À première vue, l’essor du secteur immobilier à Goma peut être perçu comme un signe de progrès. De nouveaux bâtiments émergent, des projets résidentiels et commerciaux se multiplient, et la ville semble s’engager sur la voie de la modernisation. Pourtant, derrière cette dynamique se pose une question essentielle : cette croissance bénéficie-t-elle réellement à l’ensemble des habitants, ou risque-t-elle de creuser davantage les inégalités urbaines et sociales ?

L’un des effets les plus visibles de cette mutation est la spéculation foncière. La rareté progressive des terrains constructibles, combinée à une demande croissante, a entraîné une flambée des prix des parcelles et des loyers. Pour de nombreux ménages gomatraciens, accéder à un logement devient de plus en plus difficile. Certains sont contraints de s’éloigner du centre-ville, d’autres vivent dans des conditions précaires, sans sécurité juridique ni accès adéquat aux services de base.

Cette pression immobilière alimente également un risque d’exclusion sociale. Lorsque le marché immobilier se développe principalement au profit des investisseurs les plus solvables, une partie importante de la population se retrouve marginalisée. La ville se fragmente alors entre zones modernes, bien équipées, et quartiers sous-dotés, où les infrastructures peinent à suivre le rythme de la croissance démographique.

L’absence ou la faiblesse de la régulation accentue ces dérives. Sans règles claires et appliquées, le développement immobilier peut devenir anarchique, favorisant les abus fonciers, les constructions dans des zones à risque et la dégradation de l’environnement urbain. À Goma, où les contraintes naturelles sont déjà fortes, cette situation représente un danger à long terme, tant pour les habitants que pour les investisseurs eux-mêmes.

Pourtant, il ne s’agit pas de freiner le développement immobilier, mais de l’orienter. Une régulation équilibrée, associée à une planification urbaine rigoureuse, peut transformer le secteur en un véritable levier de développement inclusif.
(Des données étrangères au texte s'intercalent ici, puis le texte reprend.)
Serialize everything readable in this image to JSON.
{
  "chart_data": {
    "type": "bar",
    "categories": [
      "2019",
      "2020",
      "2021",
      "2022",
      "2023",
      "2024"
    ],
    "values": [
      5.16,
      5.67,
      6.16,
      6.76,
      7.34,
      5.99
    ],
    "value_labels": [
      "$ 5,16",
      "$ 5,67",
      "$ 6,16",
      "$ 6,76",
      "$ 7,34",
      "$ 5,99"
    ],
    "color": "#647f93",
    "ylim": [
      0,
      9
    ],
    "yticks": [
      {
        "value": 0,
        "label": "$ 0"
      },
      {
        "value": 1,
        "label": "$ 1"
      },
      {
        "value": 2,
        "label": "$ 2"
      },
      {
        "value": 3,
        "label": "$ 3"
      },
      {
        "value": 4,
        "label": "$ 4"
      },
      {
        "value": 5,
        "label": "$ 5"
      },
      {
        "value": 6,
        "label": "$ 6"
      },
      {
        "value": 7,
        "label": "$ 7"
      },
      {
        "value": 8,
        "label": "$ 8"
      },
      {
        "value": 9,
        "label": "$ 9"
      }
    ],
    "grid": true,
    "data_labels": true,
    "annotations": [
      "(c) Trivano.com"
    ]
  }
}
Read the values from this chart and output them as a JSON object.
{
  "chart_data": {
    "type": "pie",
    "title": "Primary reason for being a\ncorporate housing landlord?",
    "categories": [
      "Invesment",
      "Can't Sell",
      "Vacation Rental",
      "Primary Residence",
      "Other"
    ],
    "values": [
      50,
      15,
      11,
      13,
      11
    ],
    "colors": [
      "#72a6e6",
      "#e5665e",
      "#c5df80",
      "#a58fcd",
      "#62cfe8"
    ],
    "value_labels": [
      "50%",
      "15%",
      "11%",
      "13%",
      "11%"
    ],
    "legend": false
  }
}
Cela implique une meilleure sécurisation foncière, des politiques de logement accessibles, et un contrôle effectif des pratiques spéculatives.

L’immobilier à Goma est donc à un tournant. S’il est laissé aux seules lois du marché, il risque d’accentuer les fractures sociales et urbaines. Mais s’il est encadré par une vision claire, concertée et équitable, il peut devenir un outil puissant pour construire une ville plus juste, plus résiliente et mieux préparée pour l’avenir. La question n’est plus de savoir si Goma doit se développer, mais comment elle choisit de le faire, et pour qui.